Bruttodividende ist die von einem Unternehmen je Aktie ausgeschüttete Geldsumme vor Abzug von Steuern und Abgaben.

Die Bruttodividende wird vom Vorstand eines Unternehmens vorgeschlagen und von der Hauptversammlung beschlossen. Sie stellt die volle Ausschüttung dar, die der Aktionär pro gehaltene Aktie erhält, bevor Quellensteuer, Solidaritätszuschlag oder andere Abgaben in Abzug gebracht werden. Der Privatanleger sieht diese Steuern zwar nicht direkt auf dem Depot-Auszug, da sie in der Regel von der depotführenden Bank eingezogen werden – relevant ist aber, dass die Bruttodividende die tatsächliche wirtschaftliche Leistung des Unternehmens abbildet.

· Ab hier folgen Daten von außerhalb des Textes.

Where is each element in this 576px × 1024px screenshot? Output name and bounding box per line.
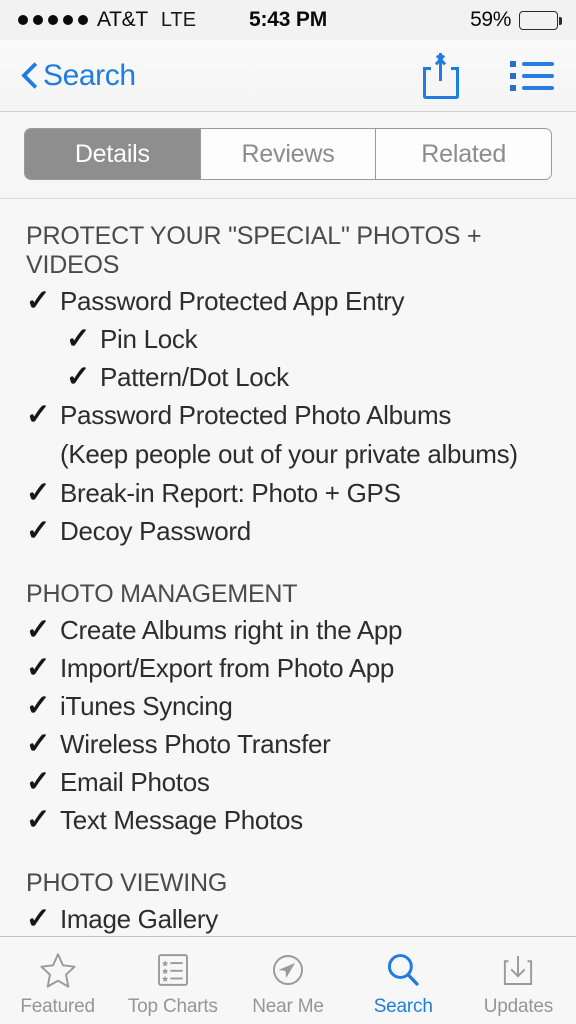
- feature-label: Wireless Photo Transfer: [60, 729, 331, 759]
- status-bar: AT&T LTE 5:43 PM 59%: [0, 0, 576, 40]
- tab-search[interactable]: Search: [346, 937, 461, 1024]
- feature-label: Pattern/Dot Lock: [100, 362, 289, 392]
- list-icon[interactable]: [510, 60, 554, 91]
- nav-actions: [420, 52, 554, 99]
- feature-label: Password Protected App Entry: [60, 286, 405, 316]
- feature-note-label: (Keep people out of your private albums): [60, 439, 518, 469]
- star-icon: [37, 949, 79, 991]
- feature-section: PHOTO VIEWING ✓ Image Gallery ✓ Slidesho…: [26, 869, 550, 936]
- check-icon: ✓: [26, 903, 51, 935]
- chevron-left-icon: [22, 63, 37, 89]
- battery-percent-label: 59%: [470, 8, 511, 31]
- feature-item: ✓ Password Protected Photo Albums: [26, 401, 550, 430]
- feature-item: ✓ Pin Lock: [26, 325, 550, 354]
- tab-label: Near Me: [252, 996, 324, 1017]
- check-icon: ✓: [26, 690, 51, 722]
- segmented-control-container: Details Reviews Related: [0, 112, 576, 199]
- check-icon: ✓: [26, 766, 51, 798]
- tab-details[interactable]: Details: [25, 129, 201, 179]
- section-title: PROTECT YOUR "SPECIAL" PHOTOS + VIDEOS: [26, 222, 482, 279]
- compass-icon: [267, 949, 309, 991]
- feature-item: ✓ Text Message Photos: [26, 806, 550, 835]
- tab-label: Search: [373, 996, 433, 1017]
- feature-item: ✓ Decoy Password: [26, 517, 550, 546]
- feature-item: ✓ Email Photos: [26, 768, 550, 797]
- feature-item: ✓ Create Albums right in the App: [26, 616, 550, 645]
- ranked-list-icon: [152, 949, 194, 991]
- download-icon: [497, 949, 539, 991]
- tab-top-charts[interactable]: Top Charts: [115, 937, 230, 1024]
- check-icon: ✓: [26, 614, 51, 646]
- check-icon: ✓: [26, 652, 51, 684]
- feature-label: iTunes Syncing: [60, 691, 233, 721]
- back-button-label: Search: [43, 58, 136, 92]
- check-icon: ✓: [66, 323, 91, 355]
- feature-section: PROTECT YOUR "SPECIAL" PHOTOS + VIDEOS ✓…: [26, 222, 550, 546]
- tab-near-me[interactable]: Near Me: [230, 937, 345, 1024]
- feature-item: ✓ Image Gallery: [26, 905, 550, 934]
- tab-featured[interactable]: Featured: [0, 937, 115, 1024]
- tab-related[interactable]: Related: [376, 129, 551, 179]
- tab-bar: Featured Top Charts Near Me Search Updat…: [0, 936, 576, 1024]
- battery-icon: [519, 10, 562, 30]
- check-icon: ✓: [26, 285, 51, 317]
- feature-section: PHOTO MANAGEMENT ✓ Create Albums right i…: [26, 580, 550, 835]
- feature-label: Image Gallery: [60, 904, 218, 934]
- tab-updates[interactable]: Updates: [461, 937, 576, 1024]
- segmented-control[interactable]: Details Reviews Related: [24, 128, 552, 180]
- section-title: PHOTO VIEWING: [26, 869, 228, 897]
- feature-label: Decoy Password: [60, 516, 251, 546]
- check-icon: ✓: [66, 361, 91, 393]
- details-content: PROTECT YOUR "SPECIAL" PHOTOS + VIDEOS ✓…: [0, 200, 576, 936]
- status-right: 59%: [470, 8, 562, 32]
- check-icon: ✓: [26, 399, 51, 431]
- feature-label: Password Protected Photo Albums: [60, 400, 452, 430]
- feature-label: Text Message Photos: [60, 805, 303, 835]
- feature-note: (Keep people out of your private albums): [26, 439, 550, 470]
- share-icon[interactable]: [420, 52, 462, 99]
- check-icon: ✓: [26, 515, 51, 547]
- check-icon: ✓: [26, 804, 51, 836]
- back-button[interactable]: Search: [22, 59, 136, 93]
- feature-item: ✓ iTunes Syncing: [26, 692, 550, 721]
- section-title: PHOTO MANAGEMENT: [26, 580, 298, 608]
- check-icon: ✓: [26, 728, 51, 760]
- tab-label: Updates: [483, 996, 554, 1017]
- feature-item: ✓ Password Protected App Entry: [26, 287, 550, 316]
- tab-label: Top Charts: [127, 996, 218, 1017]
- feature-item: ✓ Wireless Photo Transfer: [26, 730, 550, 759]
- navigation-bar: Search: [0, 40, 576, 112]
- tab-label: Featured: [20, 996, 95, 1017]
- feature-label: Pin Lock: [100, 324, 198, 354]
- feature-item: ✓ Import/Export from Photo App: [26, 654, 550, 683]
- search-icon: [382, 949, 424, 991]
- feature-label: Break-in Report: Photo + GPS: [60, 478, 401, 508]
- feature-item: ✓ Pattern/Dot Lock: [26, 363, 550, 392]
- feature-label: Email Photos: [60, 767, 210, 797]
- feature-label: Create Albums right in the App: [60, 615, 403, 645]
- check-icon: ✓: [26, 477, 51, 509]
- feature-label: Import/Export from Photo App: [60, 653, 395, 683]
- feature-item: ✓ Break-in Report: Photo + GPS: [26, 479, 550, 508]
- tab-reviews[interactable]: Reviews: [200, 129, 377, 179]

Wie die Bruttodividende funktioniert

Das Unternehmen beschließt, einen Teil seines Gewinns an Eigentümer auszuschütten. Für jede Aktie wird ein fester Euro-Betrag festgelegt. Ein Privatanleger, der 100 Aktien hält, erhält dann das 100-Fache dieser Summe ausbezahlt – allerdings zunächst als Bruttobetrag. Die tatsächlich auf dem Konto ankommende Summe ist die Nettodividende, also der Bruttobetrag abzüglich aller Steuern und Gebühren. Für Privatanleger in Deutschland werden auf Dividenden typischerweise Kapitalertragsteuer, Solidaritätszuschlag und gegebenenfalls Kirchensteuer fällig, deren geltende Sätze den jeweils aktuellen Steuergesetzen zu entnehmen sind.

Praktisches Beispiel

Ein Unternehmen beschließt eine Bruttodividende von 2 Euro pro Aktie. Ein Anleger hält 50 Aktien. Die Bruttodividende beträgt somit 100 Euro (50 × 2 Euro). Nach Abzug von Kapitalertragsteuer und Solidaritätszuschlag könnte die Nettodividende beispielsweise 75 Euro betragen – der Differenzbetrag wurde als Steuer eingezogen.

Relevanz für Anleger

Die Bruttodividende ist für die Berechnung der Dividendenrendite maßgeblich, da sie die echte Gewinnbeteiligung widerspiegelt. Sie ermöglicht den Vergleich zwischen verschiedenen Aktien und Märkten auf einer einheitlichen Basis. Anleger sollten die Bruttodividende kennen, um ihre tatsächliche Ertragskraft realistisch einzuschätzen. Im Zusammenhang damit stehen auch Begriffe wie Ex-Dividende-Datum, das den Stichtag markiert, bis zu dem eine Aktie gehalten werden muss, um die Dividende zu erhalten, sowie die Dividendenpolitik eines Unternehmens, die anzeigt, wie regelmäßig und in welcher Höhe es Gewinne ausschüttet.